De vedische splijting van het tijdbewustzijn

"Ik ben de Tijd, de vernietiger der werelden ..." (Bhagavad Gîtâ 11.32).

De vroegste culturele geschiedenis begint met de oudste verslagen van het menselijk gedrag: de vedische geschriften. In het bijzonder de zogenaamde vijfde Veda biedt ons de verhalen, de purâna's van de mensheid zich verhoudend tot het goddelijke of beter: zoals de goddelijkheid zich verhoudt tot het menselijke. Telkens weer daalt in deze vroegste verslagen God neer naar de aarde in allerlei soorten van gedaanten (als 'avatâras') om de praktijken van de rechtgeaardheid en de liefde te herbevestigen en de demonische valsheid van de erfzonde te bestrijden.

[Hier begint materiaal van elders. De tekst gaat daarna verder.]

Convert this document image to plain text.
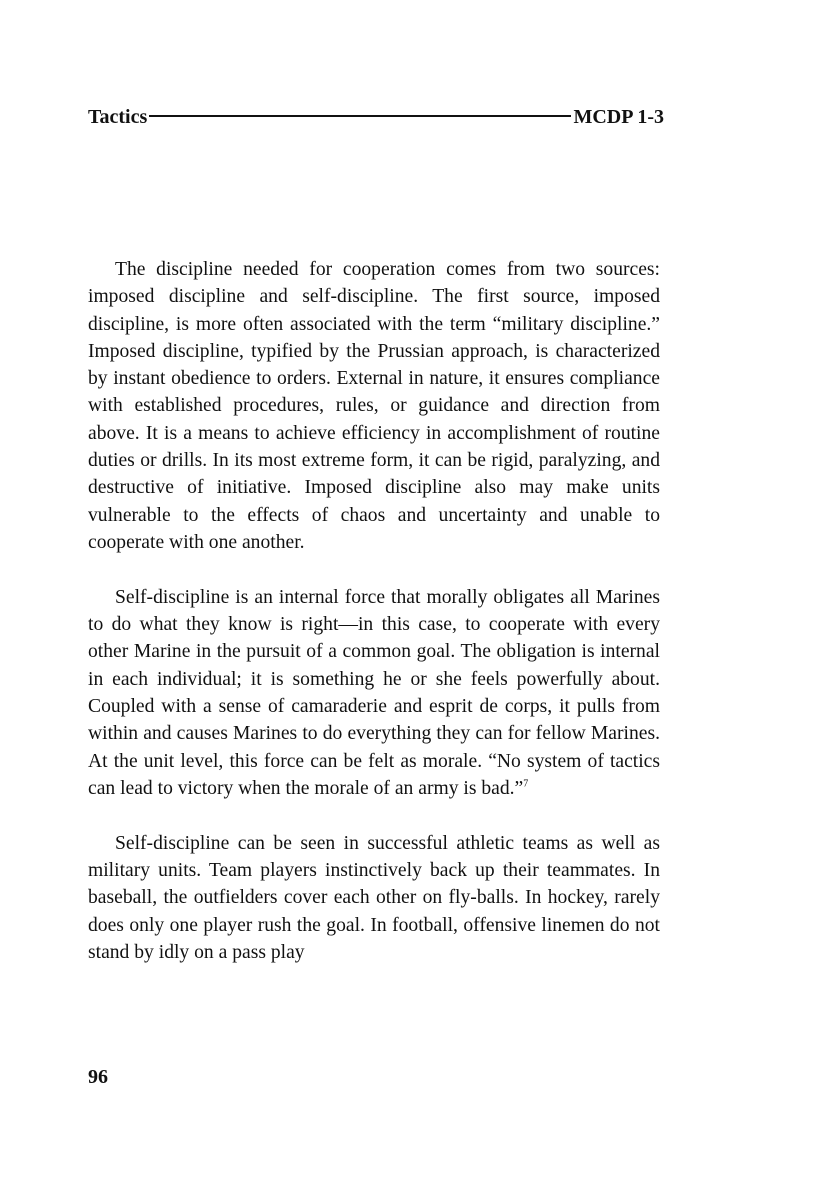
Tactics	MCDP 1-3

The discipline needed for cooperation comes from two sources: imposed discipline and self-discipline. The first source, imposed discipline, is more often associated with the term “military discipline.” Imposed discipline, typified by the Prussian approach, is characterized by instant obedience to orders. External in nature, it ensures compliance with established procedures, rules, or guidance and direction from above. It is a means to achieve efficiency in accomplishment of routine duties or drills. In its most extreme form, it can be rigid, paralyzing, and destructive of initiative. Imposed discipline also may make units vulnerable to the effects of chaos and uncertainty and unable to cooperate with one another.

Self-discipline is an internal force that morally obligates all Marines to do what they know is right—in this case, to cooperate with every other Marine in the pursuit of a common goal. The obligation is internal in each individual; it is something he or she feels powerfully about. Coupled with a sense of camaraderie and esprit de corps, it pulls from within and causes Marines to do everything they can for fellow Marines. At the unit level, this force can be felt as morale. “No system of tactics can lead to victory when the morale of an army is bad.”$^7$

Self-discipline can be seen in successful athletic teams as well as military units. Team players instinctively back up their teammates. In baseball, the outfielders cover each other on fly-balls. In hockey, rarely does only one player rush the goal. In football, offensive linemen do not stand by idly on a pass play

96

Deze vroegste verslagen zijn met name personalistisch: de gewone man zou geen begrip hebben voor God als een mathematische formule maar het alleen maar leren met het zich realiseren van de ware held, een Heer die hen zou verlossen. En dat personalisme blijft tot op de dag van vandaag voortbestaan: ongetwijfeld zijn er leraren, helden, leiders en martelaren nodig om ons de weg te wijzen in het opofferen van onze begoochelde staat terwille van de uiteindelijke waarheid. Dit is het vroege inzicht in het tijdbeheer: er waren geen klokken waaraan mensen zich conformeerden, er waren mensen om zich aan te conformeren: autoriteiten, ouderen en wijzen om de mensen te helpen de zin van het leven te vinden. Deze naturalistische, personalistische vorm van de tijd legde de basis voor de religies als sociale praktijken van gepersonaliseerde autoriteit. De brahmanen, de bezielde intellectuelen van de oorspronkelijke arische cultuur, zouden de ware leiders, autoriteiten en politici zijn, de koningen en krijgsheren zouden hun machtsinstrument zijn. In die tijd, voor de grote 'wereldoorlog' van de Mahâbharat waren de geestelijke wereld en de materiële wereld een onverdeelde samenleving gebaseerd op de hoogste standaard van menselijke waarden. Aan het einde van de glorie van deze vedische tijd maakte Heer Krishna genadeloos een einde aan de valsheid van het bestuur [van de eigen familie] die die met de klassieke waarden waarden van mededogen, reinheid, boete en waarheidliefde had gebroken: de vleeseters die moordende en stelende demonen bleken te zijn, de losbandigen die de schenders en uitdagers bleken van de ware liefde voor de goede orde, alle verlangen naar en bezitsdrang op de weelde die niet werkelijk wilde delen en alle bedwelming en misleiding die de leugen moest maskeren.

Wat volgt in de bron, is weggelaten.